The Cockburn scale makes in my opinion the same mistake as the SIL (Safety Integrity Level) concept. Both are system level properties and one cannot deduce that these properties will be achieved by following a certain process, even if more formal and more rigorous process will likely lead to higher quality systems. As such software is a component in a system and together with other components (e.g. the hardware) we can reach a certain safety level. The issue is that we have no real criterium for qualifying a component independently of the process followed. Therefore we came up with the Assured Reliability and Resilience Levels or ARRL for short. There are defined as follows:
– ARRLO: Nothing is garanteed (“use as is”).
– ARRL1: The functionality is guaranteed as far as it was tested. This leaves the untested cases as a potential domain of errors.
– ARRL2: The functionality is guaranteed in all cases if no fault occurs. This requires formal evidence covering all system states.

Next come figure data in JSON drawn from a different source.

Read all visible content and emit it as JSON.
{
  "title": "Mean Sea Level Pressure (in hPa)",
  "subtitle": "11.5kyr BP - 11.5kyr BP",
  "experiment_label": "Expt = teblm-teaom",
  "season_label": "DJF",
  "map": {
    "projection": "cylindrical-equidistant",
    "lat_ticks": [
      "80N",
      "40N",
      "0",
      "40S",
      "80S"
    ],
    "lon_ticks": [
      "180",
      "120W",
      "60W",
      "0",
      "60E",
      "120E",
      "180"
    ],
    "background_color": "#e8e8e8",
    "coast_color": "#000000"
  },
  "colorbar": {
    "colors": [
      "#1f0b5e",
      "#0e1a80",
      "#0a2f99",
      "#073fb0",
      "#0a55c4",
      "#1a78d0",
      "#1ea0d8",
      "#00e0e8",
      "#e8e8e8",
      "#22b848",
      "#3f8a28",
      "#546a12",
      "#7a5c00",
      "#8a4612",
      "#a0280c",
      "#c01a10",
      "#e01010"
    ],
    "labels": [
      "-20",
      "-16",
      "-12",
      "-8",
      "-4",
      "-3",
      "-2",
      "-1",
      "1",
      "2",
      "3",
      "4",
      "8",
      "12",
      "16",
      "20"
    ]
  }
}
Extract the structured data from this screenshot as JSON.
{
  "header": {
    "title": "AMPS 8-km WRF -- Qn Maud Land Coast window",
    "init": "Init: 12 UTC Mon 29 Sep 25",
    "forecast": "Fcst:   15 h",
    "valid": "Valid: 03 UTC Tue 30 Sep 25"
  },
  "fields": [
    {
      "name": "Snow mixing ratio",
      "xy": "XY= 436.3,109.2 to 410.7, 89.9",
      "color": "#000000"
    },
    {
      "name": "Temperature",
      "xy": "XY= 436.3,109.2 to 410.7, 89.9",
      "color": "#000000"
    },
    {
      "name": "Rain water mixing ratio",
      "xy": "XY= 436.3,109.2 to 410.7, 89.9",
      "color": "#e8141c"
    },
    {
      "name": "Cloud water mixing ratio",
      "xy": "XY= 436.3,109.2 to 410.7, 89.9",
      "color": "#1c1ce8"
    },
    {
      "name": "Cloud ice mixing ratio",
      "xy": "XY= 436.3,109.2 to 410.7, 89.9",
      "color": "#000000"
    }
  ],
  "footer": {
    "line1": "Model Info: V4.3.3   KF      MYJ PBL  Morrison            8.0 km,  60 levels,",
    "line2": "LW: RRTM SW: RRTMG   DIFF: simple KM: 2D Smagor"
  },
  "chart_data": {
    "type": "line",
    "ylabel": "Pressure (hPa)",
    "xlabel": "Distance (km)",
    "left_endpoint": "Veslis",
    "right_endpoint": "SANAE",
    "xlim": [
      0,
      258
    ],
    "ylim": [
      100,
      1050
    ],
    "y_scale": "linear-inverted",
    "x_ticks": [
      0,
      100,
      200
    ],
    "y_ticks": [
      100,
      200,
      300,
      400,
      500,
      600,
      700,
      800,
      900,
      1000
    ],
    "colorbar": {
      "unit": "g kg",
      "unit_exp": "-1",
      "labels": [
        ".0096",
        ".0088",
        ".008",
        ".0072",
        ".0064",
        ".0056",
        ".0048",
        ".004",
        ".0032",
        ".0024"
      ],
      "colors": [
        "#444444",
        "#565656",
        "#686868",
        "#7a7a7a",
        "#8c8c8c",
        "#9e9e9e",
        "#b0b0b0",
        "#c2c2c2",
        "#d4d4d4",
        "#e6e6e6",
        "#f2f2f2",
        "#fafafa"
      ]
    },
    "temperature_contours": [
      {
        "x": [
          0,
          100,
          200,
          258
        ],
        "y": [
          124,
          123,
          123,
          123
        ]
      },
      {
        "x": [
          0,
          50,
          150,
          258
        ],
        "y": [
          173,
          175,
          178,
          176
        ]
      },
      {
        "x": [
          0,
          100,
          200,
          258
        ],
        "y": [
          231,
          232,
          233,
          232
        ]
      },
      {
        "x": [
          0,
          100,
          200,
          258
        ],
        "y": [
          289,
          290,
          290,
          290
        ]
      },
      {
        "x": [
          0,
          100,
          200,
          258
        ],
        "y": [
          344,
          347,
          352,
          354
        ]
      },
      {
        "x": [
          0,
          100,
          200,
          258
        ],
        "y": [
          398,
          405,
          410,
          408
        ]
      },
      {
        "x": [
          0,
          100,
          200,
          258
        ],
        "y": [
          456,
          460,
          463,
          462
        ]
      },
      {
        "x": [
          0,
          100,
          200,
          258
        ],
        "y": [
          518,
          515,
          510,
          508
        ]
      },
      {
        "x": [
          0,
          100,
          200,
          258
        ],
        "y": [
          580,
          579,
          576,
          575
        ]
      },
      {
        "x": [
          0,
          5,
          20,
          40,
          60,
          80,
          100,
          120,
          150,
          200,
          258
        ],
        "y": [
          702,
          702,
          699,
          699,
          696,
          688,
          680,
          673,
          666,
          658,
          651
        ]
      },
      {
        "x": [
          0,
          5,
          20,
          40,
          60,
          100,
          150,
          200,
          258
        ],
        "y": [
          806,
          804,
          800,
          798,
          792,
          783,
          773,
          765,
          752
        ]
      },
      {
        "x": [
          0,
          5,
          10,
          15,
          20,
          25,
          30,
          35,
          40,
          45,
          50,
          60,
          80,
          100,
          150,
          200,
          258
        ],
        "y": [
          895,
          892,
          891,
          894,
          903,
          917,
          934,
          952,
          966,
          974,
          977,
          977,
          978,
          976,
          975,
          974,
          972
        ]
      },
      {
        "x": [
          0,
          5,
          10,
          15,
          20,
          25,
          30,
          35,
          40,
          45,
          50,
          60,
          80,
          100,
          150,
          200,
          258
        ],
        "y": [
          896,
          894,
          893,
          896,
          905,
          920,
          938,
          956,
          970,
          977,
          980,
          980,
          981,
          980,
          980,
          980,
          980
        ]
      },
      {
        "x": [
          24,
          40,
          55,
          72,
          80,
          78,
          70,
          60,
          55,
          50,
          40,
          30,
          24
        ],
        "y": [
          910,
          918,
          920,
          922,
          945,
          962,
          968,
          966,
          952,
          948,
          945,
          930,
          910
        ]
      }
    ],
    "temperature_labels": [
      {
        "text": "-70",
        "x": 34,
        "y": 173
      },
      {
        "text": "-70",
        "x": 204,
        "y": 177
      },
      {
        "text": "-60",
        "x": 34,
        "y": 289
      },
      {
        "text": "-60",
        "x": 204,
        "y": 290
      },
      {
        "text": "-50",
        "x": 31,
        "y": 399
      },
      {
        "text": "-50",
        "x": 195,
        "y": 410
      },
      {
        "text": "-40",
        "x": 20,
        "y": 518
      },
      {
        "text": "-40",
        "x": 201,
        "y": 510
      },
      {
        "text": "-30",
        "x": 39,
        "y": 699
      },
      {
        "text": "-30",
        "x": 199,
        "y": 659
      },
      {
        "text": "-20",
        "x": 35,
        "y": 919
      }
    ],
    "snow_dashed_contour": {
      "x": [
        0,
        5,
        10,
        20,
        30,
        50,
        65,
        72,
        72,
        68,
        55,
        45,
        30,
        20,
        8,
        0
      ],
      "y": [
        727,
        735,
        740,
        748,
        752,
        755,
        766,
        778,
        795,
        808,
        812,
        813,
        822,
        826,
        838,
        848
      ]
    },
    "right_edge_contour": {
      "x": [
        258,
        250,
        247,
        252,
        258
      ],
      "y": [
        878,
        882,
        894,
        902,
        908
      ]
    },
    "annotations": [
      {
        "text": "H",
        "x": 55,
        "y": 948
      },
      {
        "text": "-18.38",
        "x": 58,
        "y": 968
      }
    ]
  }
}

– ARRL3: The functionality is fail-safe (errors are not propagated) or switches to a reduced operational mode upon a fault. The fault behavior is predictable as well as the next state after the fault. This requires fault detection mechanisms as well monitoring so that errors are contained and the system can be brought into a controlled state again.
– ARRL4: If a major fault occurs, the functionality is maintained and the system is degraded to the ARRL3 level. Transient faults are masked out. This requires redundancy, e.g. TMR (Triple Modular Redundancy).
– ARRL5: To cope with residual common mode failures, the TMR is implemented using heterogeneous redundancy.
Awaiting a publication on this see a presentation at http://www.altreonic.com/content/cross-domain-systems-and-safety-engineering-it-feasible
I like the ABC characterization.
The danger I see is underestimating the criticality of software. Users will use software in unforeseen contexts and the behavior of some innocuous piece of software might become critical due to the context in which it is used. For example, let’s say a friend developed a piece of software to algorithmically generate “elevator music” on my phone. If I use that piece of software while driving a car, connecting my phone to the car stereo, I make it acute. There are many kinds of defects this software might have that could lead to accidents. For example, it could suddenly and abruptly blare some extremely loud noise over the car’s stereo causing shock and complete distraction from traffic.
Software gets used in ways and in contexts that were not anticipated when it was designed and written. I would therefore suspect that there is a general underestimation of the criticality of software.